Sankai Juku en suspension

22 mai 1980
02m 07s
Réf. 00760

Notice

Résumé :

En 1979, le Butô japonais reste largement méconnu. Pour attirer le chaland, les danseurs de la compagnie Sankai Juku d'Ushio Amagatsu, qui présentent un spectacle au Forum des Halles, à Paris, se suspendent le long de la façade.

Date de diffusion :
22 mai 1980
Compagnie :

Éclairage

« Troupe de Butoh grinçante et grimaçante ». La banderole, accrochée en 1979 aux flancs de béton du Forum des Halles à Paris, renseigne sur les débuts de la compagnie japonaise Sankai Juku (dont le nom signifie « Atelier de la montagne et de la mer ») en Europe. La danse Butô est encore peu connue, même si l'année précédente au festival de Nancy, Sankai Juku a fait une première apparition remarquée avec le spectacle Kinkan Shonen. La consécration ne viendra qu'en 1981, au Festival d'Avignon, avec Bakki, puis au Théâtre de la Ville, à partir de 1982, année où est présenté Jomo Sho. Pour l'heure, en 1979, il faut encore séduire et intriguer le chaland. Cette année-là, Sankai Juku présente Sholiba au Forum des Halles. Les performances dans l'espace public, au cours desquelles les danseurs de Sankai Juku, suspendus par les pieds, descendent lentement les façades des bâtiments, sont alors l'équivalent des parades publicitaires des troupes de cirque itinérantes. La lenteur des mouvements, les corps nus et entièrement poudrés de blanc, sont la marque de fabrique du Butô. [1]

Sankai Juku a été fondé en 1975 par Ushio Amagatsu (né en 1949), qui avait précédemment participé à l'aventure de la compagnie Dairakudakan. La troupe d'Amagatsu, exclusivement masculine, appartient à ce qu'il est convenu d'appeler la « seconde génération du Butô », quinze ans après les premières performances de Tatsumi Hijikata.

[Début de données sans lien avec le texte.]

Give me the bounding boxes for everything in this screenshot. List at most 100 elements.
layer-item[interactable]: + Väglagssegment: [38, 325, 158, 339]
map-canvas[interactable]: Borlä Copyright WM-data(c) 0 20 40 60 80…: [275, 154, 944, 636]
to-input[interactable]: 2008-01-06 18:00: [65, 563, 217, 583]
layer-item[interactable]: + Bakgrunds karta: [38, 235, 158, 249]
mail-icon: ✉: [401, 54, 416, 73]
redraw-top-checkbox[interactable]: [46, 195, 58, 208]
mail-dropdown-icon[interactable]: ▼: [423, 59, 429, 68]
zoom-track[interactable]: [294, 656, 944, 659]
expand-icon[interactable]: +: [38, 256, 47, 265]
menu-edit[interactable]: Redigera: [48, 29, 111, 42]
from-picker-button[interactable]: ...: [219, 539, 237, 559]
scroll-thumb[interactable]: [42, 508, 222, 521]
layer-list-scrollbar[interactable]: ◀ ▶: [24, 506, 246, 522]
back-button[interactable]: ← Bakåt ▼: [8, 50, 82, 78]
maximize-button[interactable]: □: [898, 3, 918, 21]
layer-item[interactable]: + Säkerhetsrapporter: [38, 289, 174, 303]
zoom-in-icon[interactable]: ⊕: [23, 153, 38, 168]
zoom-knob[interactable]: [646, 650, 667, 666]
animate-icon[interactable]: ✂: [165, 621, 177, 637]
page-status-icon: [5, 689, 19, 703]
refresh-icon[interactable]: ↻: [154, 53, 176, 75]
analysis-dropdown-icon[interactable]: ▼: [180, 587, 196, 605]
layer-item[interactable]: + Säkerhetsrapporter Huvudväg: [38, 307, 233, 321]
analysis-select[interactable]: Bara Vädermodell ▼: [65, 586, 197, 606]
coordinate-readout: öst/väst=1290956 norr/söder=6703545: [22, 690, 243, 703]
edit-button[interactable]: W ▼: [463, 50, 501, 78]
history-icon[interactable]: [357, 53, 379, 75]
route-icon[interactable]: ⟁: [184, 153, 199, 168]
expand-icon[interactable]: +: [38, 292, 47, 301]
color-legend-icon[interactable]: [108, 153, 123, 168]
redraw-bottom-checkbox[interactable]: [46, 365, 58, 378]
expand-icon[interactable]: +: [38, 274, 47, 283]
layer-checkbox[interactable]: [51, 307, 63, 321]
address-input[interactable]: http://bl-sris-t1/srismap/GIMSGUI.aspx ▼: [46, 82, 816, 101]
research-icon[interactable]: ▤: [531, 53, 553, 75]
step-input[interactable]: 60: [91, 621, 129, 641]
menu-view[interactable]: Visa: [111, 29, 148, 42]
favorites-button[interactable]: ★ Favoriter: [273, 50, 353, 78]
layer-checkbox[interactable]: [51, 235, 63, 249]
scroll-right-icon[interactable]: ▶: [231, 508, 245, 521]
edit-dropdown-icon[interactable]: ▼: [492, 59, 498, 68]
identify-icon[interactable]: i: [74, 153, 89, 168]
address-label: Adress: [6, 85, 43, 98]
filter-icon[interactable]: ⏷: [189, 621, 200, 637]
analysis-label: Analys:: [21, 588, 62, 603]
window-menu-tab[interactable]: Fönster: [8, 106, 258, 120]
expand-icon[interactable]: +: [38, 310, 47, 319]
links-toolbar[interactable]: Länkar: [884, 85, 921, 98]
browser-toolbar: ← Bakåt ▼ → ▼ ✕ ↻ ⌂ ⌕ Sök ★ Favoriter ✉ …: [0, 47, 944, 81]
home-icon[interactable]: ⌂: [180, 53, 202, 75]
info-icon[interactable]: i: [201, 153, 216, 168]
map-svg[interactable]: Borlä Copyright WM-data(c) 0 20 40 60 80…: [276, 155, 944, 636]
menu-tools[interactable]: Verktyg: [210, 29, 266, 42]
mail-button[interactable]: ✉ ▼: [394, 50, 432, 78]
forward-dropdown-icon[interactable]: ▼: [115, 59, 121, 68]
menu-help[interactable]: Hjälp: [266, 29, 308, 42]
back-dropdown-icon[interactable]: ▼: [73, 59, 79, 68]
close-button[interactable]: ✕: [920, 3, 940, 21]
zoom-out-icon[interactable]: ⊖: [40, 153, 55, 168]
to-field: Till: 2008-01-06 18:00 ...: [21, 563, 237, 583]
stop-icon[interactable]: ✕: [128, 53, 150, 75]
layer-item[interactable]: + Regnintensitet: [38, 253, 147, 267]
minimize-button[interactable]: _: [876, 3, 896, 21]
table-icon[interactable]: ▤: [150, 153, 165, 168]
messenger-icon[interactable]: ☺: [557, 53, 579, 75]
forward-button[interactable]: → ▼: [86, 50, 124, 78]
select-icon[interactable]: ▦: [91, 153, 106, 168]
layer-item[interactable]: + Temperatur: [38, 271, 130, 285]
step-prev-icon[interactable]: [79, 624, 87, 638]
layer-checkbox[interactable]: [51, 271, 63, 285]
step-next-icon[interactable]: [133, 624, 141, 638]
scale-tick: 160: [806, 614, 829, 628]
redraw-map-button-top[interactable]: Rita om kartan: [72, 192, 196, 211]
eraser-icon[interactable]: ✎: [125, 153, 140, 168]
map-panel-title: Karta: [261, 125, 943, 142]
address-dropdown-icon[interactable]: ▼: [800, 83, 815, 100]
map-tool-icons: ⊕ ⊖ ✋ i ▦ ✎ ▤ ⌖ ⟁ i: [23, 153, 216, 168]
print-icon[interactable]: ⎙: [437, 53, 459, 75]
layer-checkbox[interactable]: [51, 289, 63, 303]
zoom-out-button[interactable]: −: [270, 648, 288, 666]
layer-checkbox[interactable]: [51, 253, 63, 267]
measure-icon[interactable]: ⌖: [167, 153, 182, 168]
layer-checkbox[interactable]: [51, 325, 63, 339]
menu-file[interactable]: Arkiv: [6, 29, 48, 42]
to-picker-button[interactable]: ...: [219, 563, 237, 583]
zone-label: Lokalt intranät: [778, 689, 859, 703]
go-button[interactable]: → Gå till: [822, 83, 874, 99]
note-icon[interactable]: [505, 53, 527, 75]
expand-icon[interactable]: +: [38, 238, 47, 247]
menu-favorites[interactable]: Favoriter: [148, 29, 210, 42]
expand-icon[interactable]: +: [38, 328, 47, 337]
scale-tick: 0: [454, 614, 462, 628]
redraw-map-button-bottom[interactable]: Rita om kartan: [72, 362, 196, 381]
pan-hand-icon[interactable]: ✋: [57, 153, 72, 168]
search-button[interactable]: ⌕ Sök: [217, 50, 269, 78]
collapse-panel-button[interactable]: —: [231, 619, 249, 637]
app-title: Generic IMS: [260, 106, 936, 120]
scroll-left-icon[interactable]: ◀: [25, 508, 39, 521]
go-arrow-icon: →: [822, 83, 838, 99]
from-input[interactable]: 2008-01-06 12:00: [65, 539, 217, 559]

« Contre ceux qui nous accusent par une nouvelle forme de Butô, je me contente de tirer la langue sous la pluie », avait clamé Hijikata, dans sa dernière intervention publique, en 1985 à Tokyo, peu avant sa mort, mais les spectacles d'Amagatsu sont parmi ceux qui ont largement fait connaître le Butô en Europe et dans le monde. Une fois acquise la notoriété, Sankai Juku a continué à pratiquer ces « happenings » en extérieur, plébiscités par les festivals. Au cours de l'une de ces performances, le 10 septembre 1985 survint à Seattle un accident tragique. L'une des cordes lâcha, provoquant la chute et la mort de l'un des danseurs de Sankai Juku, Yoshiyki Takada, alors âgé de 31 ans. Ushio Amagatsu décida alors de poursuivre l'aventure de Sankai Juku, mais mit un terme définitif à ces spectaculaires suspensions, dont le Butô n'avait, au demeurant, plus besoin pour répandre son inquiétante étrangeté.

[1] Les premiers spectacles de Butô à avoir été présentés à Paris l'ont été en 1978 (Dernier Eden, de Carlotta Ikeda et Ko Murobushi, au Nouveau Carré Silvia Monfort) et en 1979 (Yōko Ashikawa, Saga Kobayashi et Min Tanaka au Festival d'Automne à Paris). En 1980, par ailleurs, Kazuo Ohno fait sensation au festival de Nancy avec son Hommage à la Argentina, mais on parle encore de « modern'dance japonaise ».

Jean-Marc Adolphe

Transcription

(Bruit)
Journaliste 1
Le simple mot de danse employé ici surprendra, les quatre danseurs suspendus pas les pieds se meuvent lentement, ils symbolisent un monde dur et grinçant. Cette danse buto, c’est son nom, représente le théâtre hérétique japonais à l’opposé des danses traditionnelles de ce pays.
(Bruit)
Ushio Amagatsu
C’est peut-être une des caractéristiques de la civilisation japonaise qui est justement ce contact avec la terre et le sol.
Journaliste 2
Ça a l’air de quelque chose de très dur, de très violent.
Ushio Amagatsu
Bien sûr, c’est très dur et c’est un peu l’expression de cette, l’intériorité de l’homme qu’il essaie d’exprimer par cette danse.